Elizabeth: the Golden Age was presumably better than Children in Need, but nonetheless disappointing. The acting was superb, particularly Cate Blanchett (Elizabeth) and Samantha Morton (Mary Queen of Scots). The first half was atmospheric, beautiful and involving, as Elizabeth fends off various suitors and Philip of Spain and Mary Q of S plot to remove her. But the second half is, well, weedy. The plot disintegrates into Elizabeth’s mooning over Clive Owen’s Walter Raleigh — a handsome rake indeed, but it doesn’t work to try to turn him into Johnny Depp/Captain Jack Sparrow and at the same time have him impregnate and feel obliged to marry a lady in waiting — a predictable event but not carried out with much enthusiasm on Clive’s part — he is much more convincing when he talks about the joys of sailing off to America. I don’t understand why the director and writer decided to focus on the love triangle aspects (boring and hackneyed) and skip over the aftermath of the failed conspiracy and barely feature the dramatic story of the defeat of the Spanish Armada.

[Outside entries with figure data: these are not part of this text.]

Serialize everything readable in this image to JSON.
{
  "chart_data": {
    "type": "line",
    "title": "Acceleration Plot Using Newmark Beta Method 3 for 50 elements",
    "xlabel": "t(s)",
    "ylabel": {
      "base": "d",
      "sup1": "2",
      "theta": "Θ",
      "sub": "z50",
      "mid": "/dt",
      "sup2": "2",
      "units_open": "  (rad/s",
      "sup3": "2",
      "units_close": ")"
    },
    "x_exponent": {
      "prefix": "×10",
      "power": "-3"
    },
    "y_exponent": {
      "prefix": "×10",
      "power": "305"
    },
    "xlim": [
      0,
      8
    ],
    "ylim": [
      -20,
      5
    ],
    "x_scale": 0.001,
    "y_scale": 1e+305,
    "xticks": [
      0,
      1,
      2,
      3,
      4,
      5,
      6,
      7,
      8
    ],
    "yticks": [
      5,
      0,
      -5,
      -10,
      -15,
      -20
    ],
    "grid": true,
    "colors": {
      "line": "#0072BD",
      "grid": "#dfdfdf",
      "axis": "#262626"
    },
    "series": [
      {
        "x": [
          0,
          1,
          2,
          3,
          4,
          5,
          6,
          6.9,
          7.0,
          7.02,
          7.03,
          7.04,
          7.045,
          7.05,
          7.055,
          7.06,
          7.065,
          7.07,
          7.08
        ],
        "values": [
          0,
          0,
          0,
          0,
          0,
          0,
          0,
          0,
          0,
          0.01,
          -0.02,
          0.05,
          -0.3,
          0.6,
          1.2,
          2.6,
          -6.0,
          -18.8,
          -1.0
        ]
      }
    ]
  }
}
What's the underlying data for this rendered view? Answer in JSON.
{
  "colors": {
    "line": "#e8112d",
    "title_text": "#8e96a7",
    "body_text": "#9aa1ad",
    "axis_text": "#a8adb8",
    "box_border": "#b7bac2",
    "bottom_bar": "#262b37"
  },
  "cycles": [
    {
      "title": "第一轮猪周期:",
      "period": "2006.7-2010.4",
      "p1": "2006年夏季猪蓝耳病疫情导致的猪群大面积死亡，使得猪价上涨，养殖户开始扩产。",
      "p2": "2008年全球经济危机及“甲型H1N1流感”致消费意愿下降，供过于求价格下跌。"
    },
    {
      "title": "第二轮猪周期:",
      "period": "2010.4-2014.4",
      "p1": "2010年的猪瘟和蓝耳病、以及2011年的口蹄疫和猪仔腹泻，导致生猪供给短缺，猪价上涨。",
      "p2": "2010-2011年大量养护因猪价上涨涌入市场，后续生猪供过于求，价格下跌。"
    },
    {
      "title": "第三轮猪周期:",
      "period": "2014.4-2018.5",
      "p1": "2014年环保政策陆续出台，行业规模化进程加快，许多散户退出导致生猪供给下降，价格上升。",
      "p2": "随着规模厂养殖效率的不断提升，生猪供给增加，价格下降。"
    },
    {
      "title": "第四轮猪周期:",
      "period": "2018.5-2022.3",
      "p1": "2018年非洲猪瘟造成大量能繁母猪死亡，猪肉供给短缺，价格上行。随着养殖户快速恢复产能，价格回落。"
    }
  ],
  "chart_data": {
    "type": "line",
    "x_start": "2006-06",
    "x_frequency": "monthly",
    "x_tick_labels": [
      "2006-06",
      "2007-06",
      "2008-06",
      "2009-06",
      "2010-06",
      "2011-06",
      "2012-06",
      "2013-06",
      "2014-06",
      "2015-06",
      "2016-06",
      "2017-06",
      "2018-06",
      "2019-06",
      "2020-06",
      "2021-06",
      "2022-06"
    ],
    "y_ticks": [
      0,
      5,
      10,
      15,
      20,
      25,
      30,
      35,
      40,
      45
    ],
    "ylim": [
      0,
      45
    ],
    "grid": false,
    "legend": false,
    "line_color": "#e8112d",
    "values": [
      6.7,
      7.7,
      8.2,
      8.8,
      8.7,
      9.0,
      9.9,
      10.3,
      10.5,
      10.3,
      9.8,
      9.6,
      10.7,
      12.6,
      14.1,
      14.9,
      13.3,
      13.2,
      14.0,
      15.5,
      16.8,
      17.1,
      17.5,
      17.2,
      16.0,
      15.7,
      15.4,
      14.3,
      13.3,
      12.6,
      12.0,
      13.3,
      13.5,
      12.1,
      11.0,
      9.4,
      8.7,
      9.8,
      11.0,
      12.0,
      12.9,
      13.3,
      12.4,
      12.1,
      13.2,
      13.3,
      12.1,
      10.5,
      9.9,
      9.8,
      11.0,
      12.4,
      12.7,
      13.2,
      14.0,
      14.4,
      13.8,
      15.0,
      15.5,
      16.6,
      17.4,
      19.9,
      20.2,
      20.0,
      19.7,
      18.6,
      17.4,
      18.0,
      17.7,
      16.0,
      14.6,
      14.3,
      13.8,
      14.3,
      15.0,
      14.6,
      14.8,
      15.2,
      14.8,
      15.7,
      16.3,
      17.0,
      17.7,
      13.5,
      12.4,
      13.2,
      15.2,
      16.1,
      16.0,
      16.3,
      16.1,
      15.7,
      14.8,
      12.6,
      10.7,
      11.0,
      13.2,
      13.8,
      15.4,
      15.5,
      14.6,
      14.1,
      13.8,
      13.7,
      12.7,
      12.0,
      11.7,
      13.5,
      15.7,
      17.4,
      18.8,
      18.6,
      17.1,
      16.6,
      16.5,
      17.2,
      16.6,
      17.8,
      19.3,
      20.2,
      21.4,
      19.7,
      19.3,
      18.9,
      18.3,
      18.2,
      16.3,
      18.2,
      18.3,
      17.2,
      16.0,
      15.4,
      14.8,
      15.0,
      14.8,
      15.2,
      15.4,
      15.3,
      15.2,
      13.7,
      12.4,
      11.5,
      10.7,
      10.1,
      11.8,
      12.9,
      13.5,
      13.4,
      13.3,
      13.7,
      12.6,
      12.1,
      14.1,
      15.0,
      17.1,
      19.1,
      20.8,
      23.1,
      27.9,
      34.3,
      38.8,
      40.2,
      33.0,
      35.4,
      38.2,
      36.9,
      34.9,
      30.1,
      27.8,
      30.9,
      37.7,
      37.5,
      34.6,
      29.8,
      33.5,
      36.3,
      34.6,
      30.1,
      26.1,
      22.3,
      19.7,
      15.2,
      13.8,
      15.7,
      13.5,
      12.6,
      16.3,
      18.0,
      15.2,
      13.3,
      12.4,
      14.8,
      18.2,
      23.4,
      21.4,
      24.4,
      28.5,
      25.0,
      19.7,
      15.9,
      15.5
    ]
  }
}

Francis Drake hardly figures at all: he has a couple of late scenes in a ship’s cabin with map on table, saying "what shall we do, Walter?", while Clive Owen’s Raleigh is the hero of the hour, single-handedly directing a fireship into the advancing CG Spanish fleet (special effects worse than an episode of Dr Who) and hence repelling the invaders. Meanwhile, on shore, Elizabeth gets on a white horse and does an Aragorn-imitation speech instead of the (excellent) real thing.
Far from being a pale adjunct to Raleigh, Francis Drake was another bearded pirate much favoured by Elizabeth, who was only too pleased when these two gentlemen (and others) plundered Spanish trading ships or colonies and bought her the spoils. After the events shown in the film, Drake was the first Englishman to sail round the world; on his return the queen knighted him on his ship The Golden Hind. He was in charge of the navy at the time of the Spanish threat (Raleigh was, as the film shows, imprisoned in the Tower at the time, and it is possible that, as the film portrays, the reason was because Elizabeth was annoyed that he had married). Drake famously refused to do anything about the Armada until he had finished his game of bowls in Plymouth. When he was ready, he sent eight fireboats into the Spanish fleet which was anchored off Calais. This caused them to scatter and, aided by a convenient storm, they were easily attacked by the much smaller English ships. Spain lost seventy ships and England none: Elizabeth became a legend in her own time in this amazing triumph over the odds.
So why the film couldn’t have featured some of this instead of shots of Clive Owen and a white horse swimming in a tank, I don’t know. Yes, Clive is suitably bearded — though not quite as luxuriously as Sir Walter’s portraits — but just think, we could have had two pirates instead of one, two beards (in the movie, Francis is clean shaven! The horror!), lots more action — including the game of bowls, I was looking forward to that — and far fewer shots of rustling petticoats and yearning looks across the throne room.